Kevin Durant needs to be better. Yes, Patrick Beverley is a good defender and a world-class agitator, but Durant can't get embroiled in Beverley's head games. After being ejected in Game 1, Durant fouled out in Game 2 thanks in large part to committing a whopping four offensive fouls in the second half. How bad is that? Check out these two factoids, from the Elias Sports Bureau:

  • The last player with four offensive fouls in any half of a playoff game was Boris Diaw, who committed four in the second half of Game 4 of the Suns' 2008 first-round series against the Spurs

  • The last time a player had four total offensive fouls in a playoff game was LeBron James in Game 4 of the 2012 Eastern Conference finals (Heat-Celtics). James fouled out in that game, the first of two career playoff games in which he has fouled out.
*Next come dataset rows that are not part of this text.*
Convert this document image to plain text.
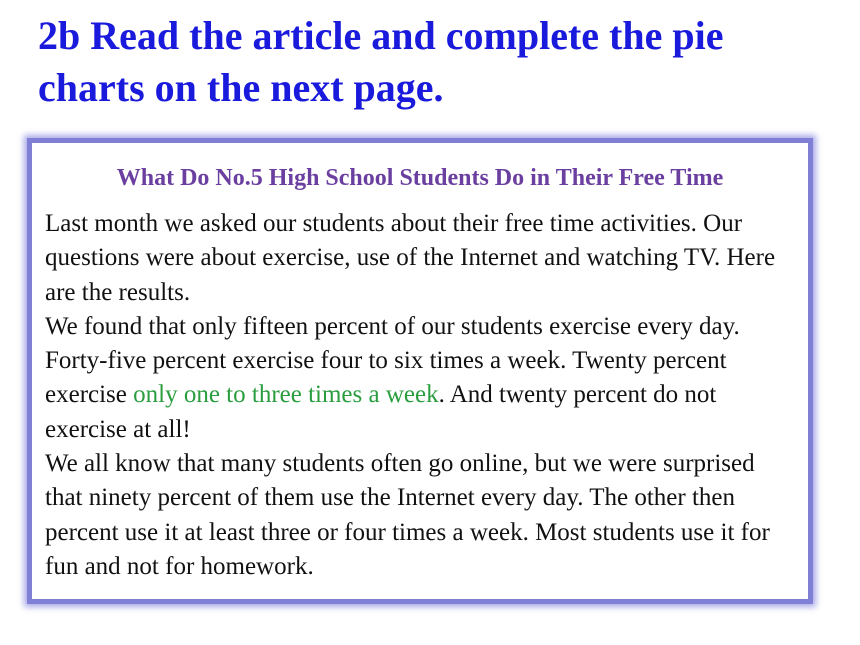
2b Read the article and complete the pie charts on the next page.
What Do No.5 High School Students Do in Their Free Time

Last month we asked our students about their free time activities. Our questions were about exercise, use of the Internet and watching TV. Here are the results.

We found that only fifteen percent of our students exercise every day. Forty-five percent exercise four to six times a week. Twenty percent exercise only one to three times a week. And twenty percent do not exercise at all!

We all know that many students often go online, but we were surprised that ninety percent of them use the Internet every day. The other then percent use it at least three or four times a week. Most students use it for fun and not for homework.
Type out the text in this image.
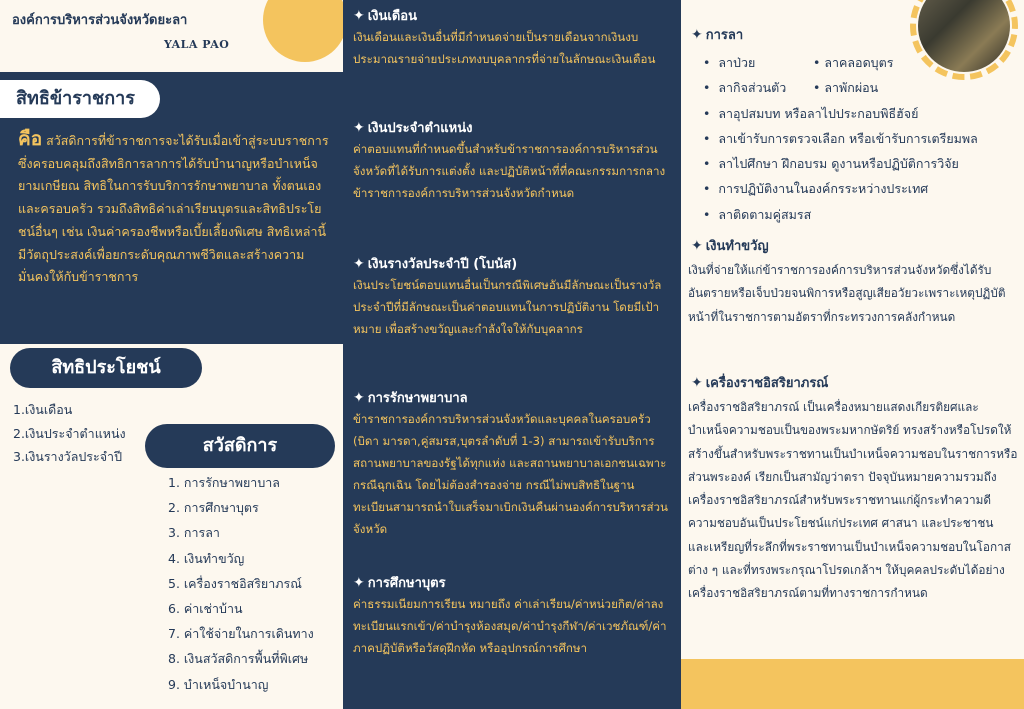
องค์การบริหารส่วนจังหวัดยะลา
YALA PAO
สิทธิข้าราชการ
คือ สวัสดิการที่ข้าราชการจะได้รับเมื่อเข้าสู่ระบบราชการซึ่งครอบคลุมถึงสิทธิการลาการได้รับบำนาญหรือบำเหน็จยามเกษียณ สิทธิในการรับบริการรักษาพยาบาล ทั้งตนเองและครอบครัว รวมถึงสิทธิค่าเล่าเรียนบุตรและสิทธิประโยชน์อื่นๆ เช่น เงินค่าครองชีพหรือเบี้ยเลี้ยงพิเศษ สิทธิเหล่านี้มีวัตถุประสงค์เพื่อยกระดับคุณภาพชีวิตและสร้างความมั่นคงให้กับข้าราชการ
สิทธิประโยชน์
1.เงินเดือน
2.เงินประจำตำแหน่ง
3.เงินรางวัลประจำปี
สวัสดิการ
1. การรักษาพยาบาล
2. การศึกษาบุตร
3. การลา
4. เงินทำขวัญ
5. เครื่องราชอิสริยาภรณ์
6. ค่าเช่าบ้าน
7. ค่าใช้จ่ายในการเดินทาง
8. เงินสวัสดิการพื้นที่พิเศษ
9. บำเหน็จบำนาญ
✦ เงินเดือน
เงินเดือนและเงินอื่นที่มีกำหนดจ่ายเป็นรายเดือนจากเงินงบประมาณรายจ่ายประเภทงบบุคลากรที่จ่ายในลักษณะเงินเดือน
✦ เงินประจำตำแหน่ง
ค่าตอบแทนที่กำหนดขึ้นสำหรับข้าราชการองค์การบริหารส่วนจังหวัดที่ได้รับการแต่งตั้ง และปฏิบัติหน้าที่ที่คณะกรรมการกลางข้าราชการองค์การบริหารส่วนจังหวัดกำหนด
✦ เงินรางวัลประจำปี (โบนัส)
เงินประโยชน์ตอบแทนอื่นเป็นกรณีพิเศษอันมีลักษณะเป็นรางวัลประจำปีที่มีลักษณะเป็นค่าตอบแทนในการปฏิบัติงาน โดยมีเป้าหมาย เพื่อสร้างขวัญและกำลังใจให้กับบุคลากร
✦ การรักษาพยาบาล
ข้าราชการองค์การบริหารส่วนจังหวัดและบุคคลในครอบครัว (บิดา มารดา,คู่สมรส,บุตรลำดับที่ 1-3) สามารถเข้ารับบริการสถานพยาบาลของรัฐได้ทุกแห่ง และสถานพยาบาลเอกชนเฉพาะกรณีฉุกเฉิน โดยไม่ต้องสำรองจ่าย กรณีไม่พบสิทธิในฐานทะเบียนสามารถนำใบเสร็จมาเบิกเงินคืนผ่านองค์การบริหารส่วนจังหวัด
✦ การศึกษาบุตร
ค่าธรรมเนียมการเรียน หมายถึง ค่าเล่าเรียน/ค่าหน่วยกิต/ค่าลงทะเบียนแรกเข้า/ค่าบำรุงห้องสมุด/ค่าบำรุงกีฬา/ค่าเวชภัณฑ์/ค่าภาคปฏิบัติหรือวัสดุฝึกหัด หรืออุปกรณ์การศึกษา
✦ การลา
• ลาป่วย	• ลาคลอดบุตร
• ลากิจส่วนตัว • ลาพักผ่อน
• ลาอุปสมบท หรือลาไปประกอบพิธีฮัจย์
• ลาเข้ารับการตรวจเลือก หรือเข้ารับการเตรียมพล
• ลาไปศึกษา ฝึกอบรม ดูงานหรือปฏิบัติการวิจัย
• การปฏิบัติงานในองค์กรระหว่างประเทศ
• ลาติดตามคู่สมรส
✦ เงินทำขวัญ
เงินที่จ่ายให้แก่ข้าราชการองค์การบริหารส่วนจังหวัดซึ่งได้รับอันตรายหรือเจ็บป่วยจนพิการหรือสูญเสียอวัยวะเพราะเหตุปฏิบัติหน้าที่ในราชการตามอัตราที่กระทรวงการคลังกำหนด
✦ เครื่องราชอิสริยาภรณ์
เครื่องราชอิสริยาภรณ์ เป็นเครื่องหมายแสดงเกียรติยศและบำเหน็จความชอบเป็นของพระมหากษัตริย์ ทรงสร้างหรือโปรดให้สร้างขึ้นสำหรับพระราชทานเป็นบำเหน็จความชอบในราชการหรือส่วนพระองค์ เรียกเป็นสามัญว่าตรา ปัจจุบันหมายความรวมถึงเครื่องราชอิสริยาภรณ์สำหรับพระราชทานแก่ผู้กระทำความดีความชอบอันเป็นประโยชน์แก่ประเทศ ศาสนา และประชาชน และเหรียญที่ระลึกที่พระราชทานเป็นบำเหน็จความชอบในโอกาสต่าง ๆ และที่ทรงพระกรุณาโปรดเกล้าฯ ให้บุคคลประดับได้อย่างเครื่องราชอิสริยาภรณ์ตามที่ทางราชการกำหนด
Durant needs to improve in Games 3 and 4. He had nine turnovers in Game 2, which cost the NBA's best offense too many possessions. The Warriors are virtually unbeatable when they take care of the ball. But with Cousins out and a thin bench, if they're as careless as Durant was in Game 2, they're as vulnerable as ever.

Lou vs. everybody

When the Warriors are at their best, they are both an offensive and defensive juggernaut. But they let the Clippers score 72 points in the final 19 minutes, 23 seconds of Game 2, mostly because Lou Williams caught fire and had 26 points and seven assists in that window.

The Warriors need to slow Williams down, and one easy way to do that is to keep him off the line. The dude scores almost a third of his points at the stripe, and those freebies are central to his overall efficiency.

So far, Klay Thompson and Andre Iguodala are doing the lion's share of the work on Williams, but even those illuminati-level defenders aren't doing enough. In Game 2, Lou did most of his damage on driving layups, on floaters and, of course, by drawing fouls.

Only one other guard in the league shoots more free throws per 100 possessions than Lou, and his name is James Harden. And just like Harden, you have to make him beat you from the field, not the line.

The Warriors should develop good habits now. They may come in handy later on.